The three men are intertwined not only professionally but also in the collective consciousness of all who count time in decades. Saban, Carroll and Belichick are yesterday’s Osborne, Bowden and Shula, who were successors to Leahy, Wilkinson and Lombardi, and so on down the line.

“Belichick, Saban and Carroll – our era of football is fading fast,” Bell said, wistfully. “I just hit 60 in September and I just sent that same message to my close network of former teammates. It hits you.”

Kelvin Bell (4) poses with Ohio State teammates (from left to right) Shaun Gayle, Doug Hill and Garcia Lane.
Kelvin Bell (4) poses with Ohio State teammates (from left to right) Shaun Gayle, Doug Hill and Garcia Lane.

As a kind of congratulatory send-off, it is worth digging into what made the three legends so successful.

Carroll first:

“Pete is the kind of guy who is in fifth gear every minute of the experience,” Ellis said. “Doesn’t slow down for anything. That was what we noticed right away (in 1979). He had more energy than we did.”

Energy is great, but Carroll also had the ability to channel it to players, who fed off it. Ellis recalled how Carroll demanded – yes, he could be as demanding as Saban or Belichick – that his defensive backs never give up on a play.

“We’d be watching film and at the end of every play, Pete would say, ‘Every defensive back should be in that snapshot. I want you running to the ball.’ ”

Belichick:

Former Ohio State linebacker Bobby Carpenter spent one NFL season playing for Belichick. His takeaway?

“What separated Bill, which he probably got a lot of from Bill Parcells, is he is always looking at the game holistically; how to win the game. Bill looked at every situation with victory as the goal, how best to win the game. And he built gameplans around that, not ‘We want to score 45 points,’ or whatever. And we were ultra-prepared. There was no situation we didn’t go over.”

Belichick also emphasized drafting and signing players based on their intelligence.

“The locker room was one of the smartest I’d been around,” Carpenter said. “There was such diversity of geography and everything else. He wanted smart guys who really loved the game, because if not, the game is too tough to play and the monotony will wear you down.”

Saban:

Don’t let looks fool you. At least not totally.
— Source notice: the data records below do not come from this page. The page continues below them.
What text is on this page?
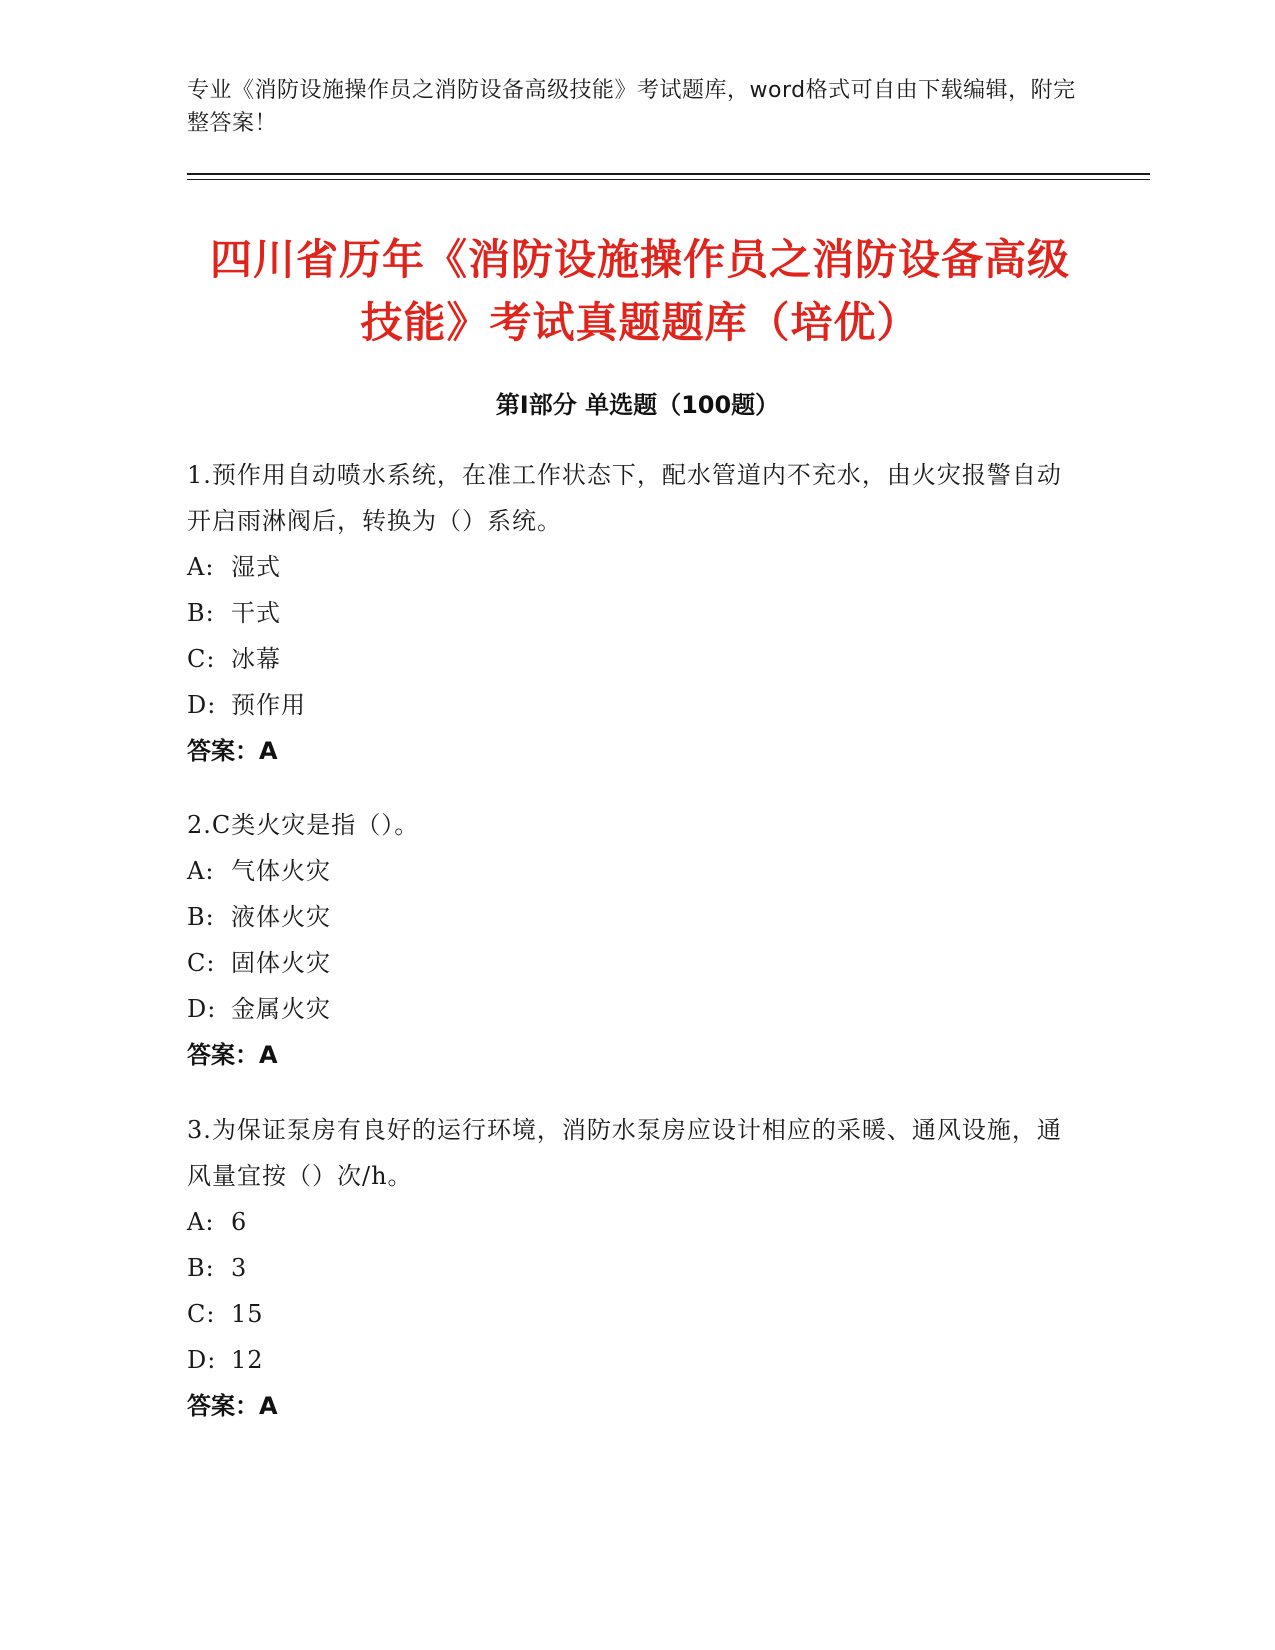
专业《消防设施操作员之消防设备高级技能》考试题库，word格式可自由下载编辑，附完整答案！
四川省历年《消防设施操作员之消防设备高级技能》考试真题题库（培优）
第Ⅰ部分 单选题（100题）
1.预作用自动喷水系统，在准工作状态下，配水管道内不充水，由火灾报警自动开启雨淋阀后，转换为（）系统。
A: 湿式
B: 干式
C: 冰幕
D: 预作用
答案：A
2.C类火灾是指（）。
A: 气体火灾
B: 液体火灾
C: 固体火灾
D: 金属火灾
答案：A
3.为保证泵房有良好的运行环境，消防水泵房应设计相应的采暖、通风设施，通风量宜按（）次/h。
A: 6
B: 3
C: 15
D: 12
答案：A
A coach doesn’t win as many games and titles without having some ability to win over the hearts of players.

Saban earned respect with his my-way-or-highway approach but gained loyalty through his interactions with players behind the scenes.

Bell will never forget how Saban and his wife (Miss Terry) visited him in the hospital after Bell suffered a cut on his foot when OSU trainer Billy Hill accidentally sliced him while attempting to remove a callus.
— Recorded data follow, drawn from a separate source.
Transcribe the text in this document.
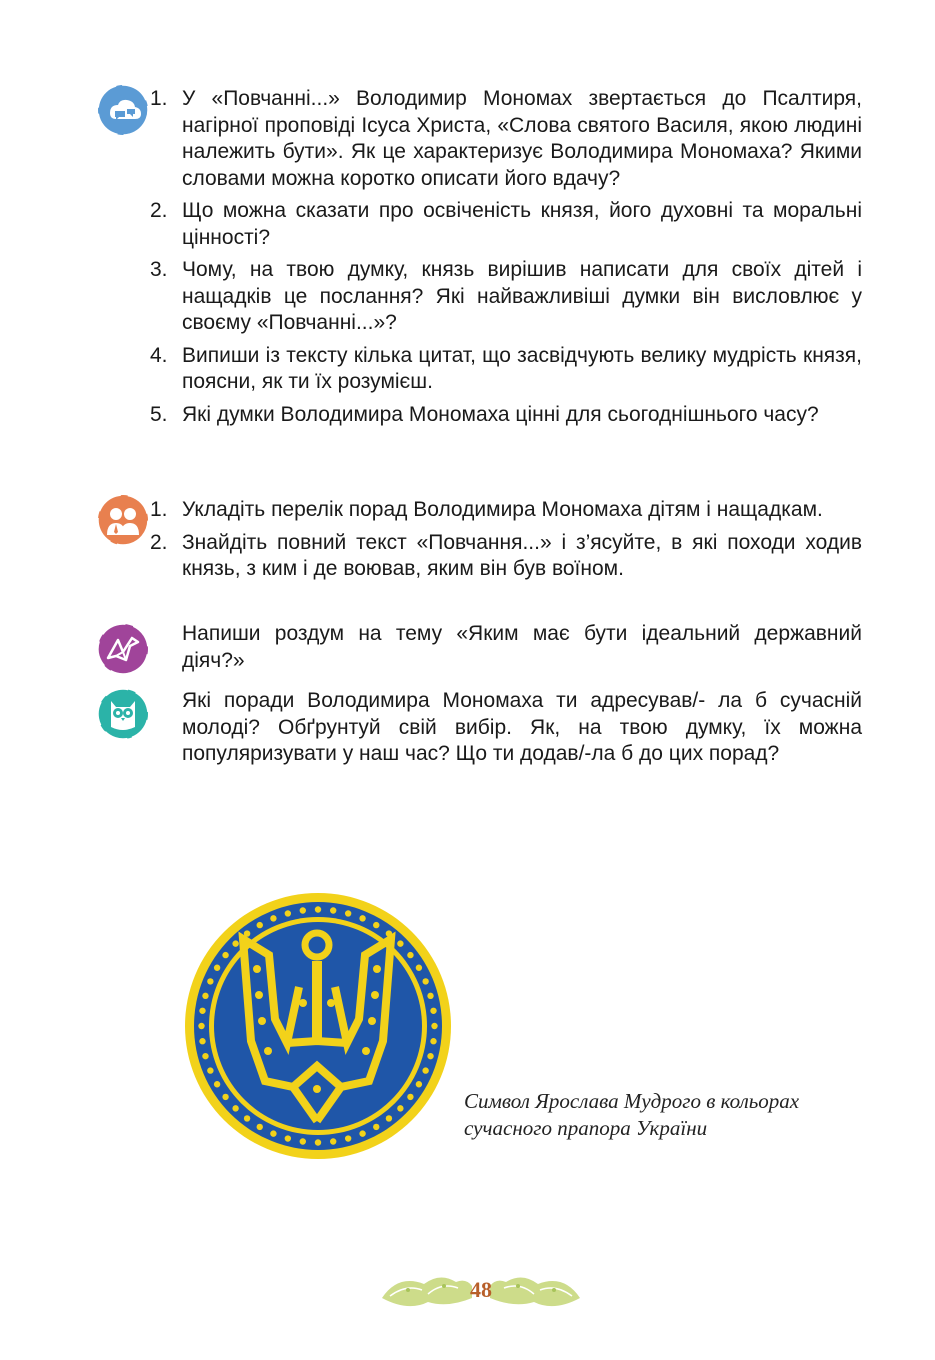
1. У «Повчанні...» Володимир Мономах звертається до Псалтиря, нагірної проповіді Ісуса Христа, «Слова святого Василя, якою людині належить бути». Як це характеризує Володимира Мономаха? Якими словами можна коротко описати його вдачу?
2. Що можна сказати про освіченість князя, його духовні та моральні цінності?
3. Чому, на твою думку, князь вирішив написати для своїх дітей і нащадків це послання? Які найважливіші думки він висловлює у своєму «Повчанні...»?
4. Випиши із тексту кілька цитат, що засвідчують велику мудрість князя, поясни, як ти їх розумієш.
5. Які думки Володимира Мономаха цінні для сьогоднішнього часу?
1. Укладіть перелік порад Володимира Мономаха дітям і нащадкам.
2. Знайдіть повний текст «Повчання...» і з’ясуйте, в які походи ходив князь, з ким і де воював, яким він був воїном.

Напиши роздум на тему «Яким має бути ідеальний державний діяч?»

Які поради Володимира Мономаха ти адресував/- ла б сучасній молоді? Обґрунтуй свій вибір. Як, на твою думку, їх можна популяризувати у наш час? Що ти додав/-ла б до цих порад?

Символ Ярослава Мудрого в кольорах
сучасного прапора України
48
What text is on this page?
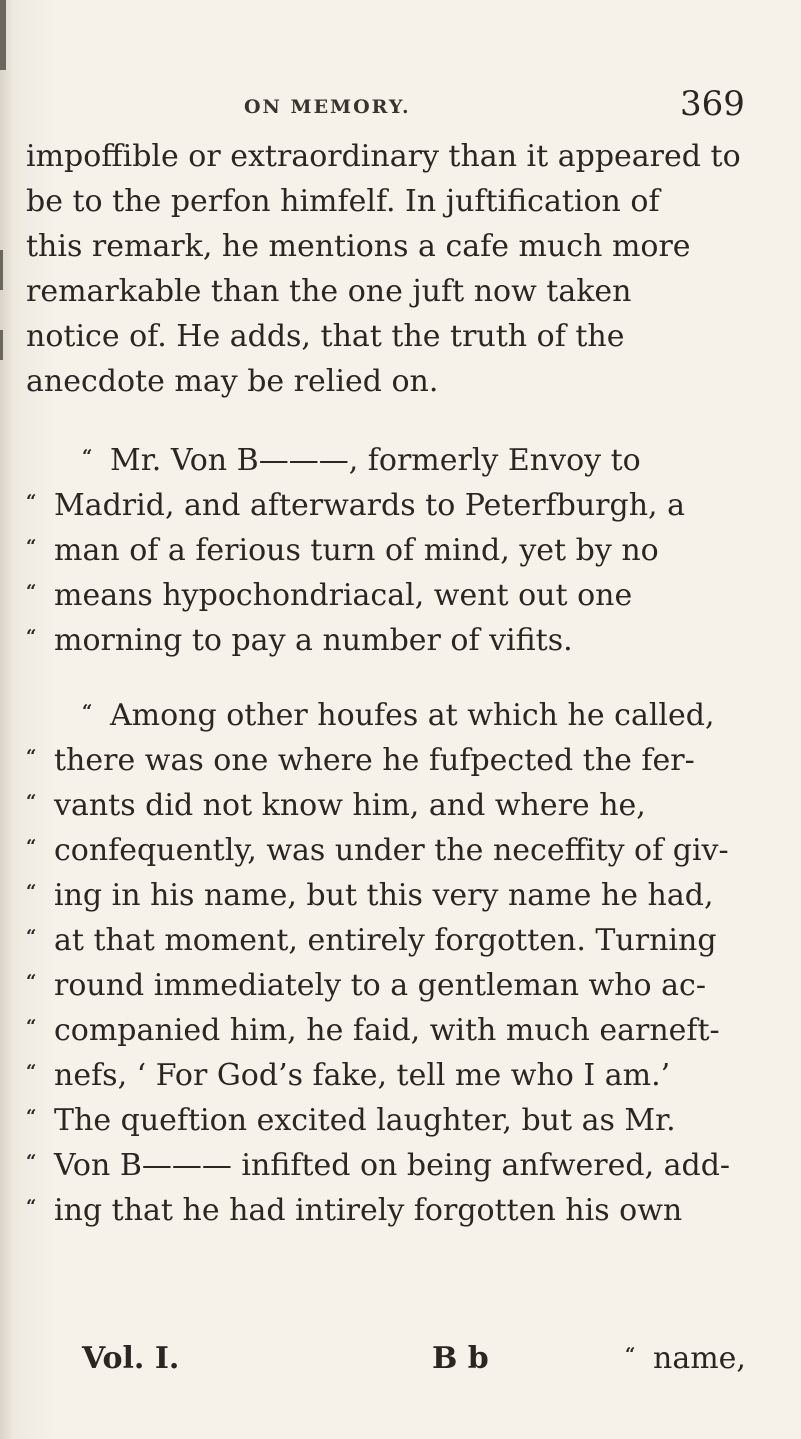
ON MEMORY.	369
impoffible or extraordinary than it appeared to
be to the perfon himfelf. In juftification of
this remark, he mentions a cafe much more
remarkable than the one juft now taken
notice of. He adds, that the truth of the
anecdote may be relied on.
“ Mr. Von B———, formerly Envoy to
“ Madrid, and afterwards to Peterfburgh, a
“ man of a ferious turn of mind, yet by no
“ means hypochondriacal, went out one
“ morning to pay a number of vifits.
“ Among other houfes at which he called,
“ there was one where he fufpected the fer-
“ vants did not know him, and where he,
“ confequently, was under the neceffity of giv-
“ ing in his name, but this very name he had,
“ at that moment, entirely forgotten. Turning
“ round immediately to a gentleman who ac-
“ companied him, he faid, with much earneft-
“ nefs, ‘ For God’s fake, tell me who I am.’
“ The queftion excited laughter, but as Mr.
“ Von B——— infifted on being anfwered, add-
“ ing that he had intirely forgotten his own
Vol. I.	B b	“ name,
“I was homesick and was thinking my shot to play was not coming now, and (the Sabans) treated me like their son,” Bell said. “I was in the Ohio State Hospital a couple days with a bad infection and they were bringing me (note paper) to write my high school girlfriend.”

Alabama's Nick Saban, left, and Ohio State coach Ryan Day meet before the College Football Playoff championship game in January, 2021.
Alabama's Nick Saban, left, and Ohio State coach Ryan Day meet before the College Football Playoff championship game in January, 2021.
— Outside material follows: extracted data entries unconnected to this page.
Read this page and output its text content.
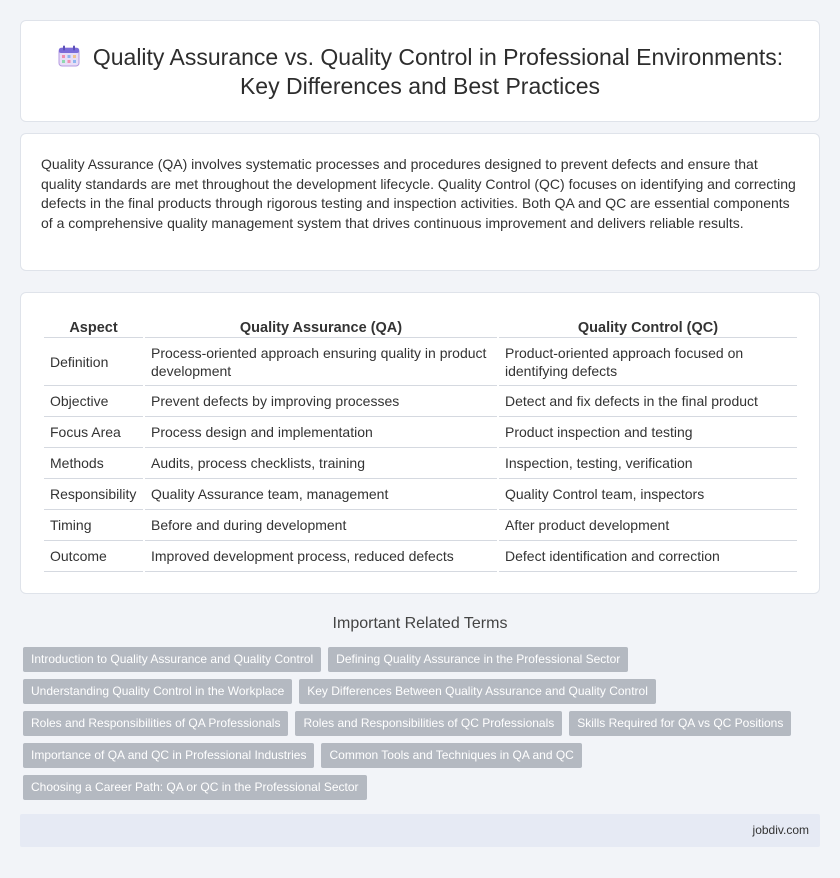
Quality Assurance vs. Quality Control in Professional Environments: Key Differences and Best Practices

Quality Assurance (QA) involves systematic processes and procedures designed to prevent defects and ensure that quality standards are met throughout the development lifecycle. Quality Control (QC) focuses on identifying and correcting defects in the final products through rigorous testing and inspection activities. Both QA and QC are essential components of a comprehensive quality management system that drives continuous improvement and delivers reliable results.

Aspect	Quality Assurance (QA)	Quality Control (QC)
Definition	Process-oriented approach ensuring quality in product development	Product-oriented approach focused on identifying defects
Objective	Prevent defects by improving processes	Detect and fix defects in the final product
Focus Area	Process design and implementation	Product inspection and testing
Methods	Audits, process checklists, training	Inspection, testing, verification
Responsibility	Quality Assurance team, management	Quality Control team, inspectors
Timing	Before and during development	After product development
Outcome	Improved development process, reduced defects	Defect identification and correction
Important Related Terms
Introduction to Quality Assurance and Quality Control	Defining Quality Assurance in the Professional Sector
Understanding Quality Control in the Workplace	Key Differences Between Quality Assurance and Quality Control
Roles and Responsibilities of QA Professionals	Roles and Responsibilities of QC Professionals	Skills Required for QA vs QC Positions
Importance of QA and QC in Professional Industries	Common Tools and Techniques in QA and QC
Choosing a Career Path: QA or QC in the Professional Sector
jobdiv.com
Ellis shared a similar story about how after getting struck by lightning in a phone booth – wild, right? – the Sabans visited him in the hospital.

“It troubled me at first, the fact that I was so happy to see them even though I was somebody else’s son, but then I embraced it,” Ellis said. “Nick was kind of a father figure to me. And Pete was like a big brother.”

Carpenter never played for Saban but bumped into him once in Miami and asked if he was as much of a “hard ass” as everyone says.

“He says, ‘I’m way harder on coaches than players,’ ” Carpenter said. ‘My job is to make sure they’re getting the best out of you.’”

Which by association meant Saban got the most of them, too. So did Belichick and Carroll. Three amigos – two of whom are riding into the sunset. Adios and happy trails. They’ve earned it.